Tag Archives: Elias Canetti

Humeurs des blogs et Marinade de BiBi.

Les bloggeurs se disent fatigués. C’est ce qu’on entend ici et là. Guy Birenbaum en fait un article sur son blog et décrète que les bloggeurs connaissent peut-être la fatigue mais ne sont pas morts.

Pendant ce mois d’Avril, certains bloggeurs se sont inventés des coups de fatigue et nous ont assurés qu’ils allaient désormais devoir espacer leurs billets (pour mieux les structurer ?). Voilà une bonne et vieille fatigue (recette ?) qui permet aux amis de venir en nombre dire « Non, non, ne désespère pas» et ainsi pouvoir… augmenter leur audience.

A la lecture-BiBi des blogs, l’atmosphère blogosphérique semble osciller entre Joie béate et Ennui de dandy.

Un bloggeur dit qu’il va ralentir ses billets, un autre annonce au Monde entier qu’il ferme son blog, un autre affirme avec solennité que le Hit-Parade Twikio va chambouler le classement, un autre continue toujours de backlinker à en perdre haleine et à réclamer en cri de Tarzan « des liens, des liens, rien que des liens ! ».

C’est qu’on a de plus en plus l’impression que les récents mouvements technologiques et politiques (la Guerre Twitter-Google et tutti quanti, les Festivals européens des Blogs, le Wikio new wave etc) cachent en fait une volonté de faire du buzz (en vieux français : « on veut se la péter »). On brode du twitt et on retwitte à qui mieux-mieux, on continue de s’échauffer sur les Classements, on se cite, on se re-cite, on se re-re-cite. En chemin : on s’essouffle et la Singularité des Blogs se perd un peu :  ce n’est certes que l’avis partiel et partial de BiBi mais c’est son avis.
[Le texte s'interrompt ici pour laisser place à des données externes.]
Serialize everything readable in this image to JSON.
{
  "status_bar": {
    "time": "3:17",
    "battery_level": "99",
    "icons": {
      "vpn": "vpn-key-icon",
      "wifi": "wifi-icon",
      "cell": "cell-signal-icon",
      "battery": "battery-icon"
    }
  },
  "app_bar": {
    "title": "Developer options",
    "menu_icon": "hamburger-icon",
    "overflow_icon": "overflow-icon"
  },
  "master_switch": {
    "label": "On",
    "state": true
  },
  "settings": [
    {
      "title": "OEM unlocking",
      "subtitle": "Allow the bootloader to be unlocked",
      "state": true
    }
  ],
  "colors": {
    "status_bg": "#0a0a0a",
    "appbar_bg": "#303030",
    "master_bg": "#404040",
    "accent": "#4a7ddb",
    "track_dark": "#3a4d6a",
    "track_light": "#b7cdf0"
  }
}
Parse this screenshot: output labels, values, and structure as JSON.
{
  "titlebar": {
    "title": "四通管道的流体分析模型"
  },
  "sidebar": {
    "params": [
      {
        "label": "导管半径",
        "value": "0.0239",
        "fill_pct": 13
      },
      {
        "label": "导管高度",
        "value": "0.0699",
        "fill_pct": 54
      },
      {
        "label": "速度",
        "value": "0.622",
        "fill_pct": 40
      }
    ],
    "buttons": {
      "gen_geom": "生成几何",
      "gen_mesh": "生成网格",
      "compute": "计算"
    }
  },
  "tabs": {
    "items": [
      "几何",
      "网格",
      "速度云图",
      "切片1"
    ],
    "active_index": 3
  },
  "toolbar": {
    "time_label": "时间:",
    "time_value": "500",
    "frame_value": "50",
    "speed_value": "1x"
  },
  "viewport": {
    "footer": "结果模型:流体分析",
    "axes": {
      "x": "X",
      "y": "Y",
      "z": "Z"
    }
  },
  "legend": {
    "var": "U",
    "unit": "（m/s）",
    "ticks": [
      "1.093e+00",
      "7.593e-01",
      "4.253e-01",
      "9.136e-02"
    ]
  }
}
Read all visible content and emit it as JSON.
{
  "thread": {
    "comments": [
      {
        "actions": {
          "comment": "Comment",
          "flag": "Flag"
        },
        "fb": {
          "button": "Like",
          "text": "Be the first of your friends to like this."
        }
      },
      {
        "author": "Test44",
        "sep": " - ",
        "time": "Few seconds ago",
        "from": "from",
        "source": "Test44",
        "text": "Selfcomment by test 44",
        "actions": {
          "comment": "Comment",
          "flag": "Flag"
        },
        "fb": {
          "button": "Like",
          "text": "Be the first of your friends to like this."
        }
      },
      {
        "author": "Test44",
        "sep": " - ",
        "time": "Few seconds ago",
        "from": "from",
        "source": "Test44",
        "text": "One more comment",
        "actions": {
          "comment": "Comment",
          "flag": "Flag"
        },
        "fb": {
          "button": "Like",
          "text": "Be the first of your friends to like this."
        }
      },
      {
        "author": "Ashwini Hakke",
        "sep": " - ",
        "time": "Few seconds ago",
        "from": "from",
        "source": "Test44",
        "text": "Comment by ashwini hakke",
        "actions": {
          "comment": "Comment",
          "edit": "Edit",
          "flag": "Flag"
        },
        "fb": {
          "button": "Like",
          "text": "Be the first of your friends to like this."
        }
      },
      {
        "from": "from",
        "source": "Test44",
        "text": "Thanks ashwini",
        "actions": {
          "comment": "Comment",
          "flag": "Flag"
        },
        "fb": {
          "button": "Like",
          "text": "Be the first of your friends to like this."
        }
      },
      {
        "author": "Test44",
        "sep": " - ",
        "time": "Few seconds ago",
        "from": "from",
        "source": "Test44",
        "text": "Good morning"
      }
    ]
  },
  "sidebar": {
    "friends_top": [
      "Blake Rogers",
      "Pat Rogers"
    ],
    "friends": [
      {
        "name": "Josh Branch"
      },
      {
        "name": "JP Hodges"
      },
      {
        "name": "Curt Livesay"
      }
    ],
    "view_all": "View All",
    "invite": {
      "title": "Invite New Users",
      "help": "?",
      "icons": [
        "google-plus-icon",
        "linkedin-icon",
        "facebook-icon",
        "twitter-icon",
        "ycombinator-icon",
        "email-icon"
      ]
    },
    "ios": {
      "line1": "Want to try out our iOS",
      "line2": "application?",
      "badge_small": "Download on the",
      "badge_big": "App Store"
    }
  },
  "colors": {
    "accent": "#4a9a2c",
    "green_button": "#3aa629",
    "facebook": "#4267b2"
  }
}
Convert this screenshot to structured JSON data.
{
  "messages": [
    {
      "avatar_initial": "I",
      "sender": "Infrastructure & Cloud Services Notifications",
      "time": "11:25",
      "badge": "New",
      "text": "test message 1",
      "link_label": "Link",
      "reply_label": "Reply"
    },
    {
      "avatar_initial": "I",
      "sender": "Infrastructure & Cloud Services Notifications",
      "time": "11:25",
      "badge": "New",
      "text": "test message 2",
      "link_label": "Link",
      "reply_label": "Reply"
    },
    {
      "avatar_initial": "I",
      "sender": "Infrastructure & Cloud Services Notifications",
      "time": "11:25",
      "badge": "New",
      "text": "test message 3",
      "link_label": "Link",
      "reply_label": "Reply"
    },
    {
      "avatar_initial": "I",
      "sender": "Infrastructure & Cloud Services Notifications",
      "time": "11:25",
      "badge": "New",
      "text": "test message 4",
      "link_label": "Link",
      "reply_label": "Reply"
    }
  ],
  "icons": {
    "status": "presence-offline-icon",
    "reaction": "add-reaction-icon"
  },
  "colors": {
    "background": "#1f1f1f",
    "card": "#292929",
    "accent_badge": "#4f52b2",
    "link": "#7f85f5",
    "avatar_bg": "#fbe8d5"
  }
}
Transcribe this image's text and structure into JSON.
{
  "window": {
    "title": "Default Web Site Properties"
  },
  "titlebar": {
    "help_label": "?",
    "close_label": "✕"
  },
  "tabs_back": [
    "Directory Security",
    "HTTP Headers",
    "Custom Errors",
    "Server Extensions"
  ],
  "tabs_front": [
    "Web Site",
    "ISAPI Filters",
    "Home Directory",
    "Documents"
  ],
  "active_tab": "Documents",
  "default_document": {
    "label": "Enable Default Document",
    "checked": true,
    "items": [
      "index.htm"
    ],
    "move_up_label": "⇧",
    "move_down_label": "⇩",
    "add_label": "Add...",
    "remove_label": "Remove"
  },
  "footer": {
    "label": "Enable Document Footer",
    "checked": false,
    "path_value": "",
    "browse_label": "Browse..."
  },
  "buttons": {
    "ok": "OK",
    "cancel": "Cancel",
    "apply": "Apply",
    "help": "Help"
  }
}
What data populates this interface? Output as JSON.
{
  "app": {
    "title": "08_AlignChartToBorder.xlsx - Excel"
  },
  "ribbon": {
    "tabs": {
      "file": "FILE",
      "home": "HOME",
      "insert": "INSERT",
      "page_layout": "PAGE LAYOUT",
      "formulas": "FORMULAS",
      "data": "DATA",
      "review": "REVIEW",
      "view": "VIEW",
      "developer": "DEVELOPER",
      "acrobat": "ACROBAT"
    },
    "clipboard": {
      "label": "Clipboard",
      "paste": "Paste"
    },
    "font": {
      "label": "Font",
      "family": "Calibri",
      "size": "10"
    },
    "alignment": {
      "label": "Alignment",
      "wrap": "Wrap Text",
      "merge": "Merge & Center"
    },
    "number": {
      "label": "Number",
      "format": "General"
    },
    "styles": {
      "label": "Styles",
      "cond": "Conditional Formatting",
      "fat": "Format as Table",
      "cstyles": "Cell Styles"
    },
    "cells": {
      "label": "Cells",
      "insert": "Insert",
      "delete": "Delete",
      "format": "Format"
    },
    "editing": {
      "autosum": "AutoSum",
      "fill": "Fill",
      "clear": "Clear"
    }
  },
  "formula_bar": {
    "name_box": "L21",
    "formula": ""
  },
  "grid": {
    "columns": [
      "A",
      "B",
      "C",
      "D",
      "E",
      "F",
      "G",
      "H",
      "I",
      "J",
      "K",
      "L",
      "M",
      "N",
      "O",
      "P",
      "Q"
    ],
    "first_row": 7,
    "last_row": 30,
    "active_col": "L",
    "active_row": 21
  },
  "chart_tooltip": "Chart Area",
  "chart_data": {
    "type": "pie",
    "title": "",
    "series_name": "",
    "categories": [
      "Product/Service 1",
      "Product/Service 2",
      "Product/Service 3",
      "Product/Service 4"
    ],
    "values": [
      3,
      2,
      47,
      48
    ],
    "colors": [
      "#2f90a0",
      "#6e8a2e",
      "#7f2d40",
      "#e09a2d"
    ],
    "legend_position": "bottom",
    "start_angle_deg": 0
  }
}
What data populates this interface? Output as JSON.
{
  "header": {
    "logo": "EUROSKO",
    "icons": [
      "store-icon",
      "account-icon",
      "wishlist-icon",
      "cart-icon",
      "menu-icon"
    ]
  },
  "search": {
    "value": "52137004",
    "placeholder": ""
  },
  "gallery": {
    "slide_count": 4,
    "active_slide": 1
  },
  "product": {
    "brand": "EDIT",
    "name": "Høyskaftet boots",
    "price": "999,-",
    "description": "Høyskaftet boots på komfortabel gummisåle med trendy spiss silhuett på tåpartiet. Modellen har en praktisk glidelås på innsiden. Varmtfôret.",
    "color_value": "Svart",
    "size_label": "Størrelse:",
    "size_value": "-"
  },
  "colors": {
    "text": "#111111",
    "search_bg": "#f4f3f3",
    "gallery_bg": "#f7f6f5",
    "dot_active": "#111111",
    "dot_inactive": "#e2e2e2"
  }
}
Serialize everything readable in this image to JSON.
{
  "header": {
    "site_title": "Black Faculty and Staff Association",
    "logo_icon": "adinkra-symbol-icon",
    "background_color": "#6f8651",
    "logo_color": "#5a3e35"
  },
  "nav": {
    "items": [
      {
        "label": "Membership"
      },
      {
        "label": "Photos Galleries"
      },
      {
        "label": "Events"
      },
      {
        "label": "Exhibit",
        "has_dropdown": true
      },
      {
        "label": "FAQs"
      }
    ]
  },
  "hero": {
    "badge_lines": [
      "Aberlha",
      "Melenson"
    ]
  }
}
D’autres bloggeurs, plus cools, dressent l’inventaire de ce qu’ils aiment en sept points (revient hélas en boucle unanime cet insupportable «plaisir d’écrire » en numéro Un), d’autres dansent sur les algorithmes, trouvent amusants les Classements de Blogs, valsent sur les places qu’ils occupent, pleurnichent sur celles qu’ils perdent, fanfaronnent discrètement sur celles qu’ils gagnent.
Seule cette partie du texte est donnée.